Saturday, October 29, 2011

Sean Baker's far too undersung/underseen PRINCE OF BROADWAY comes to DVD

A few years ago Sean Baker made a movie -- Take Out -- that opened up to viewers the world of Chinese illegals working in New York City in the restaurant trade. Now Baker's back with a new film that does something similar for an African emigre who is not only illegal in America but who works in a trade -- the grey market for fashion knock-offs -- that is as illegal as he is. And once again, Mr Baker envelopes us in the lives of characters who seem very real and quite worth our time. And he does this -- glory, glory -- with remarkably few clichés and via camerawork and editing (both done by the filmmaker himself) that are hands-on, up-close, and wonderfully intimate and immediate.

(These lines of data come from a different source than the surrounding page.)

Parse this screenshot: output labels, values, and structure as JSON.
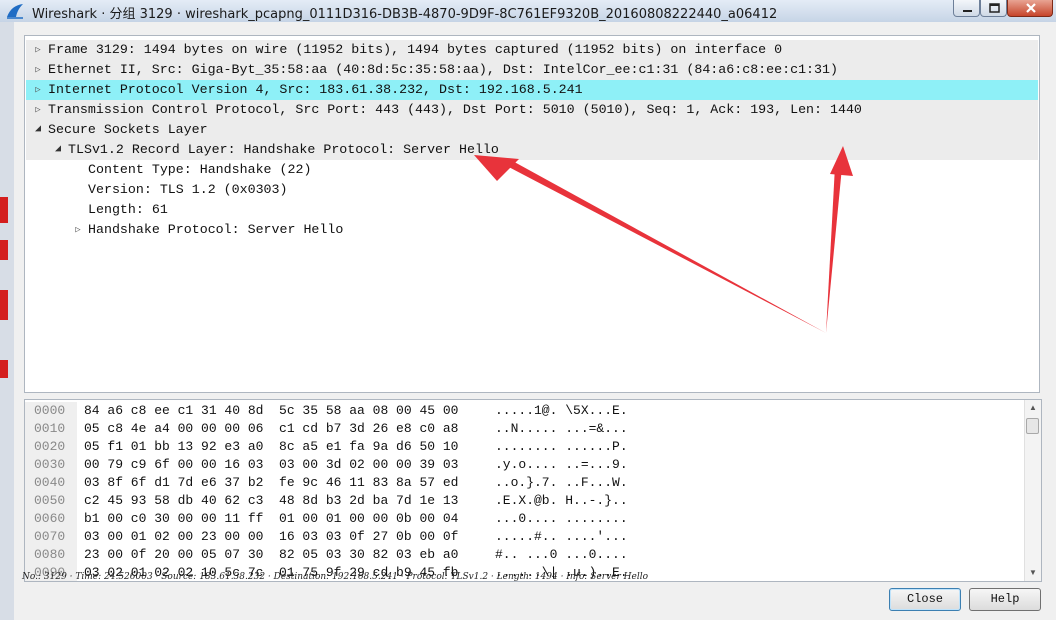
{
  "window": {
    "title": "Wireshark · 分组 3129 · wireshark_pcapng_0111D316-DB3B-4870-9D9F-8C761EF9320B_20160808222440_a06412",
    "app_icon": "wireshark-fin-icon",
    "controls": [
      "minimize-icon",
      "maximize-icon",
      "close-icon"
    ]
  },
  "tree": {
    "rows": [
      {
        "text": "Frame 3129: 1494 bytes on wire (11952 bits), 1494 bytes captured (11952 bits) on interface 0",
        "expander": "collapsed"
      },
      {
        "text": "Ethernet II, Src: Giga-Byt_35:58:aa (40:8d:5c:35:58:aa), Dst: IntelCor_ee:c1:31 (84:a6:c8:ee:c1:31)",
        "expander": "collapsed"
      },
      {
        "text": "Internet Protocol Version 4, Src: 183.61.38.232, Dst: 192.168.5.241",
        "expander": "collapsed",
        "selected": true
      },
      {
        "text": "Transmission Control Protocol, Src Port: 443 (443), Dst Port: 5010 (5010), Seq: 1, Ack: 193, Len: 1440",
        "expander": "collapsed"
      },
      {
        "text": "Secure Sockets Layer",
        "expander": "expanded"
      },
      {
        "text": "TLSv1.2 Record Layer: Handshake Protocol: Server Hello",
        "expander": "expanded"
      },
      {
        "text": "Content Type: Handshake (22)",
        "expander": "none"
      },
      {
        "text": "Version: TLS 1.2 (0x0303)",
        "expander": "none"
      },
      {
        "text": "Length: 61",
        "expander": "none"
      },
      {
        "text": "Handshake Protocol: Server Hello",
        "expander": "collapsed"
      }
    ]
  },
  "hex": {
    "rows": [
      {
        "offset": "0000",
        "bytes": "84 a6 c8 ee c1 31 40 8d  5c 35 58 aa 08 00 45 00",
        "ascii": ".....1@. \\5X...E."
      },
      {
        "offset": "0010",
        "bytes": "05 c8 4e a4 00 00 00 06  c1 cd b7 3d 26 e8 c0 a8",
        "ascii": "..N..... ...=&..."
      },
      {
        "offset": "0020",
        "bytes": "05 f1 01 bb 13 92 e3 a0  8c a5 e1 fa 9a d6 50 10",
        "ascii": "........ ......P."
      },
      {
        "offset": "0030",
        "bytes": "00 79 c9 6f 00 00 16 03  03 00 3d 02 00 00 39 03",
        "ascii": ".y.o.... ..=...9."
      },
      {
        "offset": "0040",
        "bytes": "03 8f 6f d1 7d e6 37 b2  fe 9c 46 11 83 8a 57 ed",
        "ascii": "..o.}.7. ..F...W."
      },
      {
        "offset": "0050",
        "bytes": "c2 45 93 58 db 40 62 c3  48 8d b3 2d ba 7d 1e 13",
        "ascii": ".E.X.@b. H..-.}.."
      },
      {
        "offset": "0060",
        "bytes": "b1 00 c0 30 00 00 11 ff  01 00 01 00 00 0b 00 04",
        "ascii": "...0.... ........"
      },
      {
        "offset": "0070",
        "bytes": "03 00 01 02 00 23 00 00  16 03 03 0f 27 0b 00 0f",
        "ascii": ".....#.. ....'..."
      },
      {
        "offset": "0080",
        "bytes": "23 00 0f 20 00 05 07 30  82 05 03 30 82 03 eb a0",
        "ascii": "#.. ...0 ...0...."
      },
      {
        "offset": "0090",
        "bytes": "03 02 01 02 02 10 5c 7c  01 75 9f 29 cd b9 45 fb",
        "ascii": "......\\| .u.)..E."
      }
    ]
  },
  "status": {
    "text": "No.: 3129 · Time: 24.526003 · Source: 183.61.38.232 · Destination: 192.168.5.241 · Protocol: TLSv1.2 · Length: 1494 · Info: Server Hello"
  },
  "buttons": {
    "close_label": "Close",
    "help_label": "Help"
  },
  "annotation": {
    "arrow_color": "#e8333b"
  }
}
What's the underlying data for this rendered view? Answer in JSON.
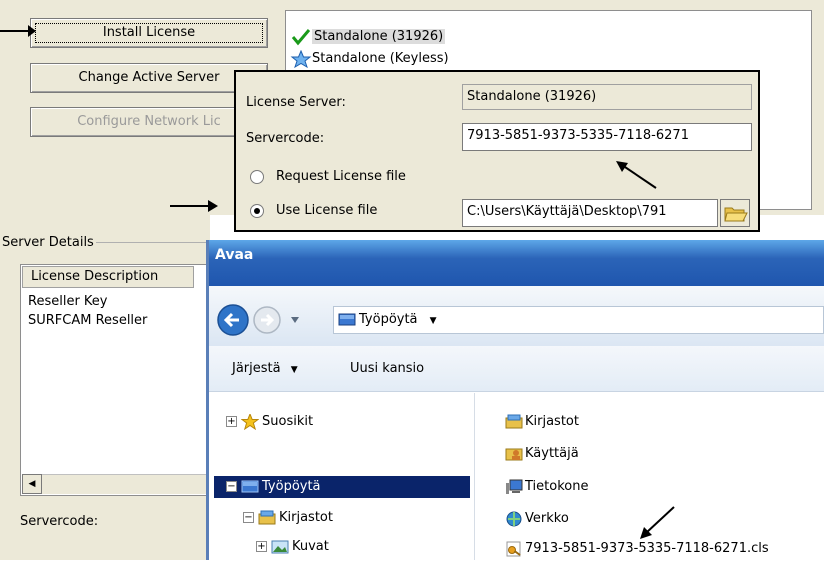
{
  "license_panel": {
    "install_button": "Install License",
    "change_server_button": "Change Active Server",
    "configure_button": "Configure Network Lic"
  },
  "server_list": {
    "items": [
      {
        "label": "Standalone (31926)",
        "icon": "checkmark-icon"
      },
      {
        "label": "Standalone (Keyless)",
        "icon": "star-icon"
      }
    ]
  },
  "popup": {
    "license_server_label": "License Server:",
    "license_server_value": "Standalone (31926)",
    "servercode_label": "Servercode:",
    "servercode_value": "7913-5851-9373-5335-7118-6271",
    "request_file_label": "Request License file",
    "use_file_label": "Use License file",
    "license_path": "C:\\Users\\Käyttäjä\\Desktop\\791"
  },
  "server_details": {
    "group_label": "Server Details",
    "column_header": "License Description",
    "rows": [
      "Reseller Key",
      "SURFCAM Reseller"
    ],
    "servercode_label": "Servercode:"
  },
  "dialog": {
    "title": "Avaa",
    "breadcrumb": "Työpöytä",
    "organize_label": "Järjestä",
    "new_folder_label": "Uusi kansio",
    "nav_items": [
      {
        "label": "Suosikit",
        "icon": "star-icon"
      },
      {
        "label": "Työpöytä",
        "icon": "desktop-icon"
      },
      {
        "label": "Kirjastot",
        "icon": "library-icon"
      },
      {
        "label": "Kuvat",
        "icon": "pictures-icon"
      }
    ],
    "files": [
      {
        "label": "Kirjastot",
        "icon": "library-icon"
      },
      {
        "label": "Käyttäjä",
        "icon": "user-folder-icon"
      },
      {
        "label": "Tietokone",
        "icon": "computer-icon"
      },
      {
        "label": "Verkko",
        "icon": "network-icon"
      },
      {
        "label": "7913-5851-9373-5335-7118-6271.cls",
        "icon": "license-file-icon"
      }
    ]
  },
  "colors": {
    "window_bg": "#ece9d8",
    "title_bar": "#1f56ae",
    "selection": "#0a246a"
  }
}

Baker, shown at left, also provides what is one of the best child performances I've ever seen, by a little kid (Aiden Noesi, shown above and below), who surely can't have been more than one or two years old when the film was shot. He shares the role of title character, along with his "maybe" dad, and they're both, in their way, "Princes" of Broadway -- that Manhattan boulevard, around the neighborhood of 27th and 28th Streets, in which the older Prince (played by newcomer Prince Adu, at right, below) plies his trade. The little Prince, sheer delight to view, is a scene-stealer whom Baker has managed to capture without the kid ever seeming to know that the camera exists.

While making use of the filmmaker's documentary-based style, Prince of Broadway offers more of a typical "story" than did Take Out -- three of 'em, actually. The primary one deals with the two princes and how one suddenly comes into the other's life and changes it drastically, as babies will do. The second involves Prince père's boss in the fake-fashion world, an Armenian named Levon (played by Karren Karagulian, below), a surprisingly decent guy with family problems of his own.

The third tale, least important but still catalytic, involves an ex-girlfriend of Prince and her new guy. How these three weave in and out, along with the presence of our hero's current lady -- who proves remarkably warm and helpful, -- considering the state, in one of the film's funniest, grossest scenes, of her boy-friend's bedroom wall.

As well-done, as downright enjoyable as the film is, there is also the sense that we're seeing a bit too much of the "good" side of things. Child-rearing, even under the best of circumstances, is difficult, problematic and sometimes very hard to handle. We get little of that here.

The difficult scenes are so short that they seem to pass more quickly and easily than real-life would allow, and the three main characters -- Prince, his current girlfriend, and Levon -- are shown as a just a shade too good-to-be-true. This hardly halts our enjoyment of the film or of Baker's great skill in capturing the moment, but it does leave us with the sense of a happy ending a little too easily obtained.

Still, the performances are spectacularly good in terms of moment-to-moment reality. According to the end credits, the cast  improvised from the filmmaker's original scenario -- and they did a fine job of it.

Prince of Broadway, released via Flatiron Film Company - New Video Group, made its DVD debut last week and is available now for rental, purchase or download.


Anonymous said...

I found your blog after seeing this movie and wanted to know more about the actors. It is truly a captivating movie that seemed so real. The actors were all amazing.

TrustMovies said...

You're right, Anonymous. Mr Baker's performers are always quite wonderful. This young filmmaker has a way of casting the right people and then drawing fine work from them all. If you haven't already, I'd suggest seeing his other two films: Take Out and the more recent Starlet.